The thirty mind can hit at twenty. It's just when you no longer think of yourself as a glorious subject, and instead think of yourself as a persecuted subject. The thirty year old mind is responsible, dutiful, over-stretched, under-appreciated, and busy. No one knows the beauty and sophistication of the great Self that the twenty-three year old was, and no one will see how wrong he is. Instead, whatever answers to the Big Mysteries of Me the person came up with, those stick, because now we are busy.

Imagine a man who marries at twenty-three -- a normal enough time. He might go into the wonder of self for a short time. That wonder lust wanderlust takes a person to blame first, then persecution, and then understanding, followed by repetition on a more accurate level. First up for most people is "Mom and Dad made me this way." That's the usual answer, but it doesn't usually last. However, if that man has his first child and is running his business the next year, he goes right from seventeen/nineteen to thirty, frozen at the introspective point until the next grand turn.

The love of the self's intricacies, its labyrinth of history and the pachinko game of the future, can better the self or worsen the self and probably does. However, it is not love of an object.
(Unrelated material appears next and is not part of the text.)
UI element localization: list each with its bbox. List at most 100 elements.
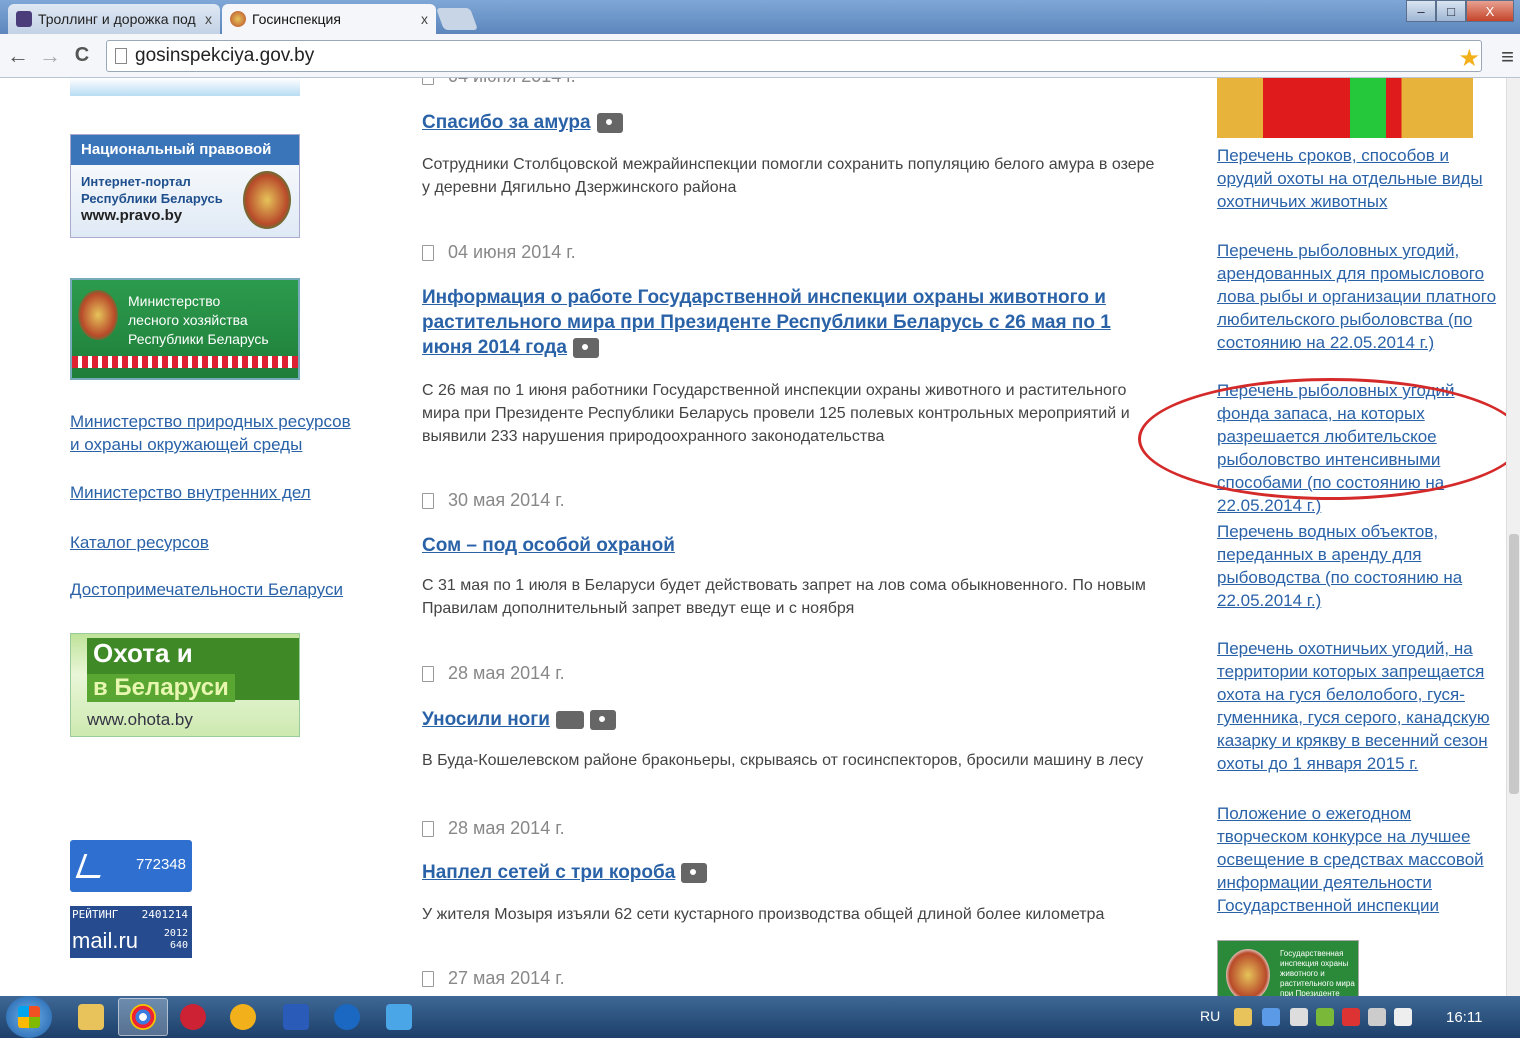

The unexamined life is not worth living, Socrates said, but the examined life is not lived at all. The love affair of nineteen to twenty-three is necessary refining, but it's a false love. It precedes another false love: the battering of the body and will against other men and women and against capital to secure against time some light -- a profit, a trust, land, a home, generations, traditions. I don't think I need to argue with anyone very hard that this effort is rarely successful on its own terms and never a proper love. Love of children is great, but it isn't the spur.

Being fifty in mind means a panic, sure. It means knowing that the clock is running down, really. It's not the knowing, though: it's the inescapable, daily pain. Unlike an injury, age picks surprising joints and muscles to fire. So, we look back. We look ahead. We evaluate. The thirty age mind gets disgraced, often when the children are old enough to not need a custodial parent. The seventeen year old mind gets shouted at, often when the marriage mate is doing the same. The nineteen year old seems more attractive than even the seventeen year old: it's time to once again discover the self, to find out where things went wrong, to tap into potential, to talk to people of the opposite sex who are engaged in those quests.

Most of us are sane. We just wish, think, and grunt. We don't go nuts. Furthermore, that foolishness washes off, eventually, but we're left with the self, and then memory as its grist.

As for love affairs, I have no advice. I was rejected by eHarmony. But that love? Well, the soul is big enough to fold and open, and I can't see any love but one as sovereign.